When Alberta unveiled its carbon tax plan this week, some proponents hailed it as a major and much-needed step to address the emissions dilemma hanging over the province and its huge energy industry. Some critics decried it as a revenue grab by a tax-and-spend NDP government.

Which is it? Well, both, really.

Let's face it: Alberta is a massive fossil-fuel producer whose flagship source, the oil sands, is particularly carbon-intensive. It also burns more coal for electricity generation than the rest of the country combined. And it has a reputation in its only meaningful export market, the United States, as a poor environmental steward peddling a dirty product. If any province needs to make serious changes to tackle its carbon problems, it is Alberta.

Premier Rachel Notley even said that the U.S. administration's recent rejection of the proposed Keystone XL pipeline for Alberta oil, largely on environmental grounds, was "a major wake-up call" for the province to clean up its act. So, now it has a sweeping carbon-reduction plan, the centrepiece of which is a province-wide carbon tax starting at $20 a tonne in 2017, and ramping up to $30 a tonne in 2018.

"The government of Alberta is going to stop being the problem, and is going to be part of the solution," she said in announcing the plan.

Fair enough. But if Ms.

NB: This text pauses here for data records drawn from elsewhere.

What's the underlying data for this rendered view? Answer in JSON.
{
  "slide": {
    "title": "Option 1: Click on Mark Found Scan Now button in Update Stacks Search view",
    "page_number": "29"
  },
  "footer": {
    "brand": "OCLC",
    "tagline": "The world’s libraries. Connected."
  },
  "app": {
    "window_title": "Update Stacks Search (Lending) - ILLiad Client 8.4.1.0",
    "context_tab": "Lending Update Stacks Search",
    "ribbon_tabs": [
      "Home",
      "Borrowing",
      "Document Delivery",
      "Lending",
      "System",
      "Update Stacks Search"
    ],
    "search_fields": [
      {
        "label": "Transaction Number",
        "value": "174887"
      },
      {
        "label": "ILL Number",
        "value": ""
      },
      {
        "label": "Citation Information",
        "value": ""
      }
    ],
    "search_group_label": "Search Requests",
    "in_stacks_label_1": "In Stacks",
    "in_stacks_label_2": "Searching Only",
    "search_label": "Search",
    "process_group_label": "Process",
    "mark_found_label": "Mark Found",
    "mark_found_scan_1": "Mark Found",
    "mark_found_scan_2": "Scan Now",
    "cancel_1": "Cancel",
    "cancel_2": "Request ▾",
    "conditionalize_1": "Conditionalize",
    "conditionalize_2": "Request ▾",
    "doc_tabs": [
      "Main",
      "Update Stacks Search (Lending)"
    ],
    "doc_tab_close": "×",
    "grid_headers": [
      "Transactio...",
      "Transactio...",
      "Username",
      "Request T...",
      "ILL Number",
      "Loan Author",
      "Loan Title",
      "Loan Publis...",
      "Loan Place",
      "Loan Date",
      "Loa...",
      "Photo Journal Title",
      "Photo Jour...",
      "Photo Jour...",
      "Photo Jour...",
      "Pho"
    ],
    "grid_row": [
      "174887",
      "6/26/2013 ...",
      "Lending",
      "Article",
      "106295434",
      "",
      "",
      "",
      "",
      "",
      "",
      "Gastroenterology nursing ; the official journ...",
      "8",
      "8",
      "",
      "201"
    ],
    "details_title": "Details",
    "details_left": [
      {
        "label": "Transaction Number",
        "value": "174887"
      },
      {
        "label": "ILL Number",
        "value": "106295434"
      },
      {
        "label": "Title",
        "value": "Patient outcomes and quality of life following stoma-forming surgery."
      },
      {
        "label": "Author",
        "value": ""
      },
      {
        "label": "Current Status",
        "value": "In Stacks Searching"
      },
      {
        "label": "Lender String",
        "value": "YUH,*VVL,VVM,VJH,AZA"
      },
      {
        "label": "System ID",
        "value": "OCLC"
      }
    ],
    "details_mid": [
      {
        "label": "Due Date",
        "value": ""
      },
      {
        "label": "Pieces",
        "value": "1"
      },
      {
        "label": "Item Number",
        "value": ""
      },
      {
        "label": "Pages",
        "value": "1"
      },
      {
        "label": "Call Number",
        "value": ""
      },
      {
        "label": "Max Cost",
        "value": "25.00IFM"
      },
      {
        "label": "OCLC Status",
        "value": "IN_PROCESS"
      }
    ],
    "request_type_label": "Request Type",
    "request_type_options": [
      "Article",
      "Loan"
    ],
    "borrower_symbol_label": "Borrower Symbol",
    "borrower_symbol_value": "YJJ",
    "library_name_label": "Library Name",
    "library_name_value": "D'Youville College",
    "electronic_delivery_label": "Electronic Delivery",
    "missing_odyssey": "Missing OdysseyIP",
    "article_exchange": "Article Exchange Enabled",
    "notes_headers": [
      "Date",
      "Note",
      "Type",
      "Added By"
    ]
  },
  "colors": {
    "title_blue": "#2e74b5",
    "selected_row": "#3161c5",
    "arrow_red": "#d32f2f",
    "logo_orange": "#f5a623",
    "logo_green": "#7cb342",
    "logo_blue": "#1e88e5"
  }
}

Notley really believes, as she said in her announcement, that the new carbon tax is revenue neutral, then she has an unusual understanding of the term.

The proceeds of a truly revenue-neutral tax are offset by equal-sized reductions in taxes collected elsewhere, so that no additional revenue goes to the government coffers. British Columbia's $30-a-tonne carbon tax is required by law to be offset by equivalent cuts in corporate and personal taxes. That is revenue neutral.

Alberta's plan is to collect about $3-billion a year in carbon-tax revenue, which Ms. Notley has vowed "will be recycled back into the economy immediately" for green technologies and infrastructure, and compensation for people and small businesses most hurt by the carbon-reduction plans. While that may be sound policy, collecting more revenue and then spending it is decidedly not revenue neutral. It is a tax increase.

The commitment to inject the funds back into the economy on new investments – rather than, say, simply using it to reduce the province's budget deficit (forecast at nearly $5-billion in the first year of the carbon tax) – at least addresses part of the economic risk of imposing the new tax; namely, that it would suck $3-billion out of an economy that for the next several years can ill afford it.

The province is committing to spending the whole amount inside Alberta's borders. While that might prove tricky to achieve fully (what happens when the first big green-infrastructure project needs parts and equipment not available from Alberta suppliers?), at least it suggests the headwinds from the tax will be offset by an equivalent-sized spending stimulus. And to the extent that the green investments enhance productivity, there is a longer-term economic payoff.

Still, the tax puts a new cost on the already hard-hit energy sector that Alberta depends on for its economic well-being. It amounts to an additional disincentive to invest for an industry that has already become acutely spending-averse since oil prices slumped and, by all forecasts, will have recovered only modestly by the time the carbon tax arrives at the start of 2017.

But it is important to remember that the Alberta government is also looking at 2017 for revamping the structure under which it collects royalties on oil and gas production. Therein lies an opportunity to offset, at least partly, the impact of the carbon tax on oil and gas producers.

A recent research paper from the C.D. Howe Institute recommends that Alberta (and other resource-rich provinces) tax resource production on the basis of cash flow, rather than revenue. This would mean that royalty payments would be applied only after expenses were deducted. (Alberta already does this on oil sands, but not on other oil and natural gas production.)

The report argues that taxing cash flows rather than revenues would give energy companies a greater incentive to invest because they would not be taxed on their costs. The report did not consider the role of carbon taxes, but one of the paper's authors, C.D. Howe senior policy analyst Benjamin Dachis, said a switch to a cash-flow royalty regime would also cushion the impact of the carbon tax.

"As long as carbon levies are a cost the province allows the companies to deduct, then companies subject to the cash flow tax only pay a portion of the carbon tax out of total profits," Mr. Dachis said. "The cash flow tax model reduces the extent of double taxation due to a carbon tax."